I picked up a cloth and began sponging my torso. Madame Laserre, Louise’s groomer, had applied scented oil all over my body; I rather hoped it would come off easily. It was disconcerting to have him hovering just outside sniffing range, glaring at me like a wolf circling its prey.
I turned my back to dip the cloth into the bowl, and said offhandedly over my shoulder, “Er, I did my legs, too.”
I stole a quick glance over my shoulder. The original shock was fading into a look of total bewilderment.
“Your legs dinna smell like anything,” he said. “Unless you’ve been walkin’ knee-deep in the cow-byre.”
I turned around and pulled my skirt up to my knees, pointing one toe forward to display the delicate curves of calf and shin.
“But they look so much nicer,” I pointed out. “All nice and smooth; not like Harry the hairy ape.”
He glanced down at his own fuzzy knees, offended.
“An ape, am I?”
“Not you, me!” I said, getting exasperated.
“My legs are any amount hairier than yours ever were!”
“Well, they’re supposed to be; you’re a man!”
He drew in breath as though about to reply, then let it out again, shaking his head and muttering something to himself in Gaelic.
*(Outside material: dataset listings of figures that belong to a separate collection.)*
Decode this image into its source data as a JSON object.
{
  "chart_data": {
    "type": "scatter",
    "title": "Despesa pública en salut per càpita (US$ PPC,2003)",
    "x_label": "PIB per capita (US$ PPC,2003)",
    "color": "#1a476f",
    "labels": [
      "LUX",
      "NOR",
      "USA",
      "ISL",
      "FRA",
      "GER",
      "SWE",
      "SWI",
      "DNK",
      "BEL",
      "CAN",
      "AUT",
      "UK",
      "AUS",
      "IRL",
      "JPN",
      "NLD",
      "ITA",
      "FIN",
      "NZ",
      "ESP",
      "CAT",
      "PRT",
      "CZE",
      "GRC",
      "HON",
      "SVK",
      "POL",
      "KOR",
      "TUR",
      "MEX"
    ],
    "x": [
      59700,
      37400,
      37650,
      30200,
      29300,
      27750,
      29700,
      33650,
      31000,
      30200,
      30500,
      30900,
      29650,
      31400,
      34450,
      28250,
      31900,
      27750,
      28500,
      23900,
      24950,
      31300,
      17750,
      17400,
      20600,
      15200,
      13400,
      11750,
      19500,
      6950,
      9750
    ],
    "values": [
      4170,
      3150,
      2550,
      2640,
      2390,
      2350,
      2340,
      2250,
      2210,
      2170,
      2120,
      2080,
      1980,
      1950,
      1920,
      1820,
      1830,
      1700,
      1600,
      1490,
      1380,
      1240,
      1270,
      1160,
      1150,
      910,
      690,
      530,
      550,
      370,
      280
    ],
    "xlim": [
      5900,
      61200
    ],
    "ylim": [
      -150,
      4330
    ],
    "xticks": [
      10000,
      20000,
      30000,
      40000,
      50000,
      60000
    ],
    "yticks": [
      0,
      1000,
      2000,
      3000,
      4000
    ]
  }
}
He flung himself back into the chair and sat back, watching me through narrowed eyes, every now and then muttering to himself again. I decided not to ask for a translation.
After most of my bath had been accomplished in what might best be described as a charged atmosphere, I decided to attempt conciliation.
“It might have been worse, you know,” I said, sponging the inside of one thigh. “Louise had all her body hair removed.”
That startled him back into English, at least temporarily.
“What, she’s taken the hairs off her honeypot?” he said, horrified into uncharacteristic vulgarity.
“Mm-hm,” I replied, pleased that this vision had at least distracted him from my own distressingly hairless condition. “Every hair. Madame Laserre plucked out the stray ones.”
“Mary, Michael, and Bride!” He closed his eyes tightly, either in avoidance, or the better to contemplate the prospect I had described.
Evidently the latter, for he opened his eyes again and glared at me, demanding, “She’s goin’ about now bare as a wee lassie?”
“She says,” I replied delicately, “that men find it erotic.”
His eyebrows nearly met his hairline, a neat trick for someone with such a classically high brow.
“I do wish you would stop that muttering,” I remarked, hanging the cloth over a chairback to dry. “I can’t understand a word you say.”
“On the whole, Sassenach,” he replied, “that’s as well.”